História de Nossa Senhora da Visitação


Pouco depois da Anunciação, avisada pelo anjo São Gabriel de que sua prima Santa Isabel, apesar da idade avançada, esperava um filho, Maria Santíssima dirigiu-se à cidadezinha onde residia a futura mãe de São João Batista, situada na pequena aldeia de Ain-Karin.

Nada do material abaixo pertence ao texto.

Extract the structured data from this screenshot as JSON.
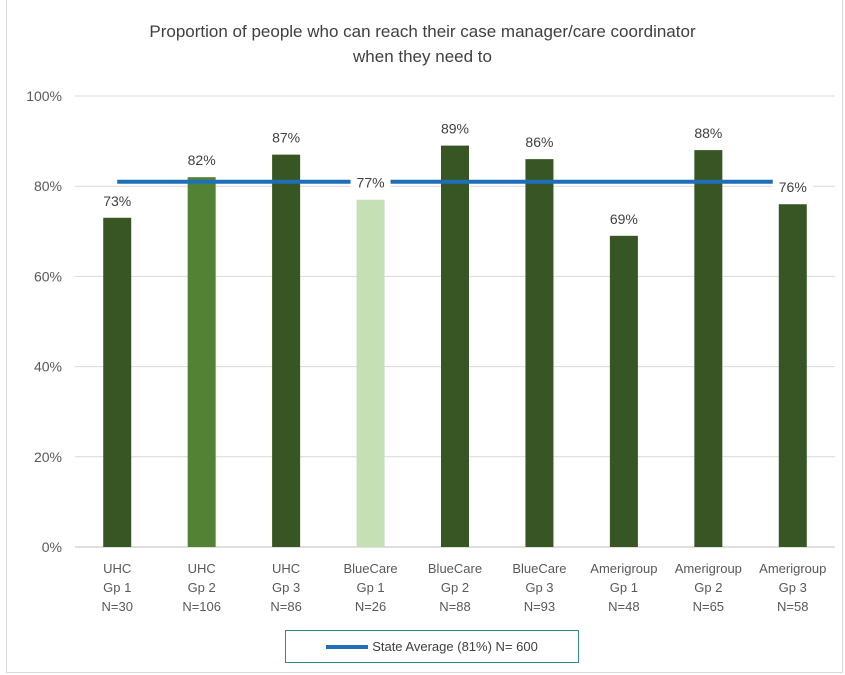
{
  "chart_data": {
    "type": "bar",
    "title_line1": "Proportion of people who can reach their case manager/care coordinator",
    "title_line2": "when they need to",
    "categories": [
      [
        "UHC",
        "Gp 1",
        "N=30"
      ],
      [
        "UHC",
        "Gp 2",
        "N=106"
      ],
      [
        "UHC",
        "Gp 3",
        "N=86"
      ],
      [
        "BlueCare",
        "Gp 1",
        "N=26"
      ],
      [
        "BlueCare",
        "Gp 2",
        "N=88"
      ],
      [
        "BlueCare",
        "Gp 3",
        "N=93"
      ],
      [
        "Amerigroup",
        "Gp 1",
        "N=48"
      ],
      [
        "Amerigroup",
        "Gp 2",
        "N=65"
      ],
      [
        "Amerigroup",
        "Gp 3",
        "N=58"
      ]
    ],
    "values": [
      73,
      82,
      87,
      77,
      89,
      86,
      69,
      88,
      76
    ],
    "value_labels": [
      "73%",
      "82%",
      "87%",
      "77%",
      "89%",
      "86%",
      "69%",
      "88%",
      "76%"
    ],
    "bar_colors": [
      "#375623",
      "#548235",
      "#375623",
      "#c5e0b4",
      "#375623",
      "#375623",
      "#375623",
      "#375623",
      "#375623"
    ],
    "yticks": [
      "0%",
      "20%",
      "40%",
      "60%",
      "80%",
      "100%"
    ],
    "ylim": [
      0,
      100
    ],
    "reference_line": {
      "name": "State Average (81%) N= 600",
      "value": 81,
      "color": "#1f6fb8"
    },
    "grid": true,
    "legend_position": "bottom"
  }
}
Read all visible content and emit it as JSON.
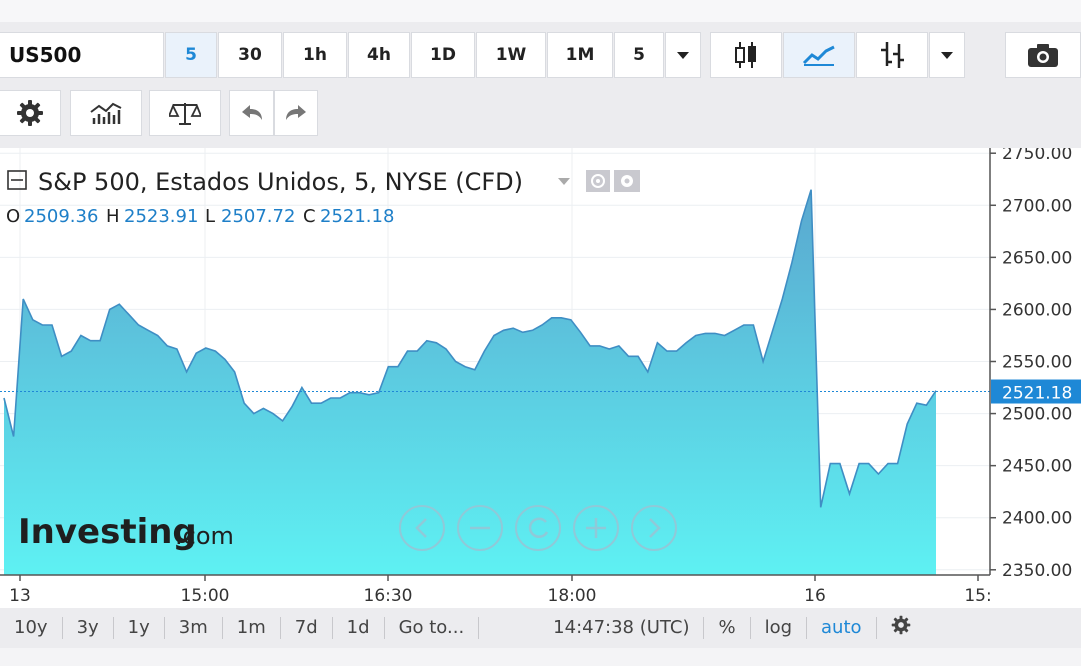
{
  "toolbar": {
    "symbol": "US500",
    "intervals": [
      "5",
      "30",
      "1h",
      "4h",
      "1D",
      "1W",
      "1M",
      "5"
    ],
    "active_interval_index": 0,
    "icons": [
      "dropdown-icon",
      "candlestick-icon",
      "area-chart-icon",
      "bar-chart-icon",
      "dropdown-icon",
      "camera-icon"
    ]
  },
  "toolbar2": {
    "icons": [
      "gear-icon",
      "indicators-icon",
      "compare-icon",
      "undo-icon",
      "redo-icon"
    ]
  },
  "legend": {
    "title": "S&P 500, Estados Unidos, 5, NYSE (CFD)",
    "o_label": "O",
    "o_value": "2509.36",
    "h_label": "H",
    "h_value": "2523.91",
    "l_label": "L",
    "l_value": "2507.72",
    "c_label": "C",
    "c_value": "2521.18"
  },
  "watermark": {
    "brand": "Investing",
    "suffix": ".com"
  },
  "nav_buttons": [
    "chevron-left-icon",
    "zoom-out-icon",
    "reset-icon",
    "zoom-in-icon",
    "chevron-right-icon"
  ],
  "chart_data": {
    "type": "area",
    "y_ticks": [
      "2750.00",
      "2700.00",
      "2650.00",
      "2600.00",
      "2550.00",
      "2500.00",
      "2450.00",
      "2400.00",
      "2350.00"
    ],
    "x_ticks": [
      "13",
      "15:00",
      "16:30",
      "18:00",
      "16",
      "15:"
    ],
    "ylim": [
      2345,
      2755
    ],
    "current_price": "2521.18",
    "colors": {
      "line": "#3f8ec4",
      "fill_top": "#5aa7cf",
      "fill_bottom": "#5ef1f3",
      "price_tag": "#1e88d6"
    },
    "series": [
      {
        "values": [
          2515,
          2478,
          2610,
          2590,
          2585,
          2585,
          2555,
          2560,
          2575,
          2570,
          2570,
          2600,
          2605,
          2595,
          2585,
          2580,
          2575,
          2565,
          2562,
          2540,
          2558,
          2563,
          2560,
          2552,
          2540,
          2510,
          2500,
          2505,
          2500,
          2493,
          2507,
          2525,
          2510,
          2510,
          2515,
          2515,
          2520,
          2520,
          2518,
          2520,
          2545,
          2545,
          2560,
          2560,
          2570,
          2568,
          2562,
          2550,
          2545,
          2542,
          2560,
          2575,
          2580,
          2582,
          2578,
          2580,
          2585,
          2592,
          2592,
          2590,
          2578,
          2565,
          2565,
          2562,
          2565,
          2555,
          2555,
          2540,
          2568,
          2560,
          2560,
          2568,
          2575,
          2577,
          2577,
          2575,
          2580,
          2585,
          2585,
          2550,
          2580,
          2610,
          2645,
          2685,
          2715,
          2410,
          2452,
          2452,
          2423,
          2452,
          2452,
          2442,
          2452,
          2452,
          2490,
          2510,
          2508,
          2522
        ]
      }
    ]
  },
  "bottombar": {
    "ranges": [
      "10y",
      "3y",
      "1y",
      "3m",
      "1m",
      "7d",
      "1d",
      "Go to..."
    ],
    "time": "14:47:38 (UTC)",
    "options": [
      "%",
      "log",
      "auto"
    ],
    "settings_icon": "gear-icon"
  }
}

Tal viagem, de cerca de cem quilômetros através de região montanhosa, não estava isenta de fadigas e perigos, porém a Virgem Santíssima caminhava alegremente, não apenas pelo desejo de auxiliar a parente, mas também porque sabia que levava consigo o Filho de Deus, o Salvador do Mundo.
Trazendo Jesus em seu seio, ela ia levar a graça à família do sumo sacerdote Zacarias, realizando assim, desde então, por vontade de Deus, a sua missão de Medianeira de todas as graças.
No primeiro instante em que Maria Santíssima saudou a prima, Santa Isabel, cheia do Espírito Santo, respondeu-lhe:- “Bendita és tu entre todas as mulheres e bendito é o fruto do teu ventre!”, e, ao sentir o filho exultando em seu seio, continuou: – “De onde me vem a honra de receber a visita da Mãe do Meu Senhor?” Então, Maria Santíssima, não sabendo mais conter a alegria de que estava possuída desde a Anunciação, respondeu-lhe com as belíssimas palavras do “Magnificat”:






“Minha alma glorifica o Senhor e meu espírito exulta de alegria em Deus meu Salvador”, profetizando em seguida que todas as gerações a chamariam de Bem-aventurada. Maria Santíssima passou cerca de três meses em casa de sua prima auxiliando-a em toda sorte de serviços e depois voltou para Nazaré.
Ainda nos dias de hoje conservam-se as ruínas da habitação de Zacarias na aldeia de Ain-Karin, e pode-se beber da água pura e cristalina da sua fonte, onde, segundo a tradição, a Virgem Santíssima saciou várias vezes a sua sede. Naquelas paragens existe também a cova em que São João Batista, ainda criança, foi escondido para escapar aos furores de Herodes, que ordenava a matança dos inocentes.
A Igreja Católica honra o mistério da Visitação, com uma festa especial decretada pelo Papa Urbano VI, em 1389, no último ano de seu pontificado, festa que passou recentemente de 2 de julho para 31 de maio.
A Santa Casa do Rio de Janeiro, seguindo as ordenações da metrópole, fazia todos os anos a procissão de Santa Isabel, que era constituída de dois cortejos, um que saía da catedral e outro do hospital. No primeiro, conduzida pelo ilustríssimo Cabido, ia a imagem da Virgem Maria. No segundo a Irmandade da Misericórdia, precedida de sua bandeira, ia ao encontro da outra procissão levando uma imagem de Santa Isabel. A cerimônia finalizava com a colocação das duas imagens no altar-mor da catedral, seguida de missa solene cantada pelo capelão da Santa Casa de Misericórdia.
Esta festa, celebrada na cidade de São Sebastião do Rio de Janeiro durante mais de três séculos, era assistida pelos governadores, pelos vice-reis e, após a vinda da família real para o Brasil, por D. João VI e toda corte. Depois da independência esta tradição religiosa foi conservada e os dois imperadores sempre tomaram parte na famosa procissão de Santa Isabel.
Após o término das cerimônias litúrgicas, a população ia geralmente ao hospital da Misericórdia visitar os enfermos a fim de confortá-los moralmente e levar ajuda financeira para minimizar o sofrimento dos doentes pobres.
Repetindo a bela ação de Maria Santíssima, o povo carioca cumpria assim o preceito da caridade cristã e ao mesmo tempo perpetuava a comovente tradição iniciada por Nossa Senhora ao visitar e ajudar sua prima Santa Isabel, no momento em que mais precisava do auxílio e da amizade daquela que seria a Mãe de Jesus, o filho de Deus.